The work that Hubbell and Mrs. Clinton did on the project was not revealed until Mrs. Clinton's billing records turned up in the White House family residence in 1996 under still-unexplained circumstances. Prosecutors had been looking for the documents since 1994.
The case could be postponed further if Hubbell seeks court appeals on legal issues.
In a separate case, Hubbell is charged by Starr's office with tax evasion on hundreds of thousands of dollars in income, some of it in payments arranged by friends of the president when Hubbell was under investigation by Starr's office in 1994. That case is on hold pending a federal appeals court ruling.
Starr's TV appearance coincided with the publication of excerpts from a new book that says in the days before Clinton was questioned in the Jones case, the president's lawyer thought his client's ``Achilles' heel'' was not Monica Lewinsky, but rather an Arkansas woman. The woman had met Clinton four times in less than three months between his 1992 election and 1993 inauguration.
The book by Post reporter Bob Woodward says Bennett told Clinton in preparation for his civil case testimony on Jan. 17, 1998, that ``your political enemies will eat you alive if there's anything in that deposition that isn't truthful. ... You are dead. You are dead!''
``I hear you,'' Clinton is said to have replied.

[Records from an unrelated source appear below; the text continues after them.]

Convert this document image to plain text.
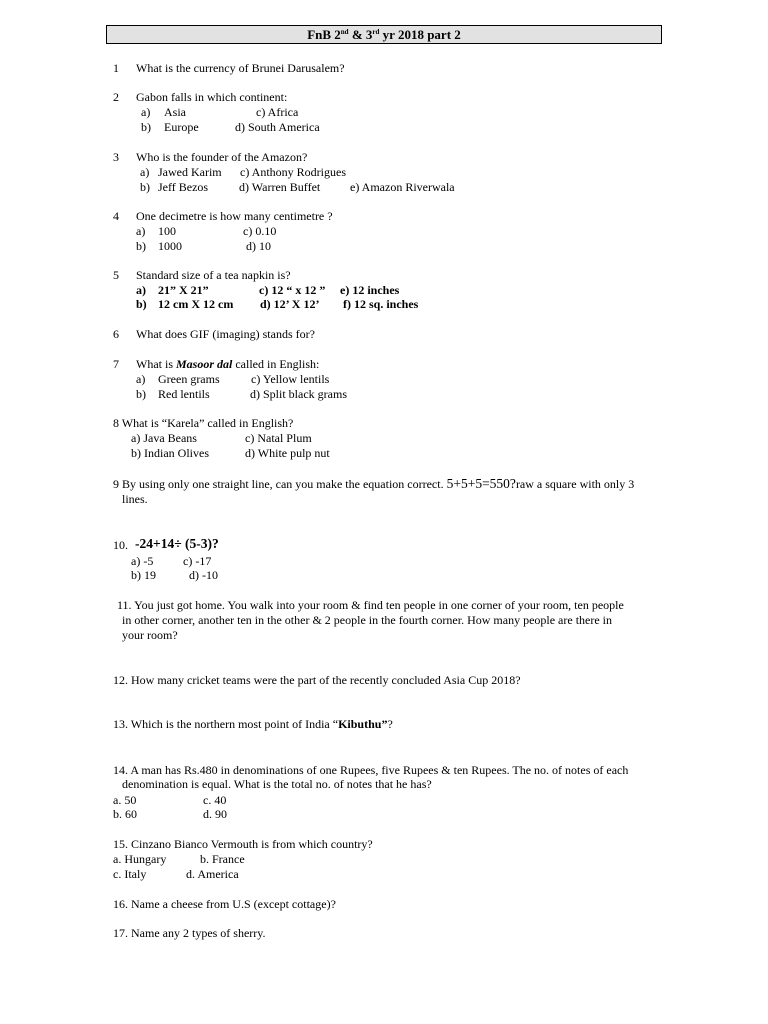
FnB 2nd & 3rd yr 2018 part 2
1 What is the currency of Brunei Darusalem?
2 Gabon falls in which continent:
a) Asia	c) Africa
b) Europe	d) South America
3 Who is the founder of the Amazon?
a) Jawed Karim c) Anthony Rodrigues
b) Jeff Bezos	d) Warren Buffet e) Amazon Riverwala
4 One decimetre is how many centimetre ?
a) 100	c) 0.10
b) 1000	d) 10
5 Standard size of a tea napkin is?
a) 21” X 21”	c) 12 “ x 12 ” e) 12 inches
b) 12 cm X 12 cm d) 12’ X 12’ f) 12 sq. inches
6 What does GIF (imaging) stands for?
7 What is Masoor dal called in English:
a) Green grams	c) Yellow lentils
b) Red lentils	d) Split black grams
8 What is “Karela” called in English?
a) Java Beans	c) Natal Plum
b) Indian Olives	d) White pulp nut
9 By using only one straight line, can you make the equation correct. 5+5+5=550?raw a square with only 3
lines.
10. -24+14÷ (5-3)?
a) -5 c) -17
b) 19	d) -10
11. You just got home. You walk into your room & find ten people in one corner of your room, ten people
in other corner, another ten in the other & 2 people in the fourth corner. How many people are there in
your room?
12. How many cricket teams were the part of the recently concluded Asia Cup 2018?
13. Which is the northern most point of India “Kibuthu”?
14. A man has Rs.480 in denominations of one Rupees, five Rupees & ten Rupees. The no. of notes of each
denomination is equal. What is the total no. of notes that he has?
a. 50	c. 40
b. 60	d. 90
15. Cinzano Bianco Vermouth is from which country?
a. Hungary	b. France
c. Italy	d. America
16. Name a cheese from U.S (except cottage)?
17. Name any 2 types of sherry.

Woodward's book, ``Shadow: Five Presidents and the Legacy of Watergate,'' says Clinton denied to his lawyer that he'd had relationships with a list of women.
In response, Bennett was said to have joked: ``After this case is over, your reputation as a womanizer may go down the drain.''
In another reported conversation in preparation for the president's testimony in the Jones case, Bennett told Clinton, ``If you're caught ... in the White House, I'm not good enough to help you.''
``This is a prison,'' Clinton is said to have replied. ``I purposefully have no drapes on the windows.'' As for women, ``I'm retired, I'm retired,'' Clinton told Bennett, according to the book. Clinton was later impeached but survived the attempt to remove him from office.
Bennett did not return a call Sunday and the White House declined comment.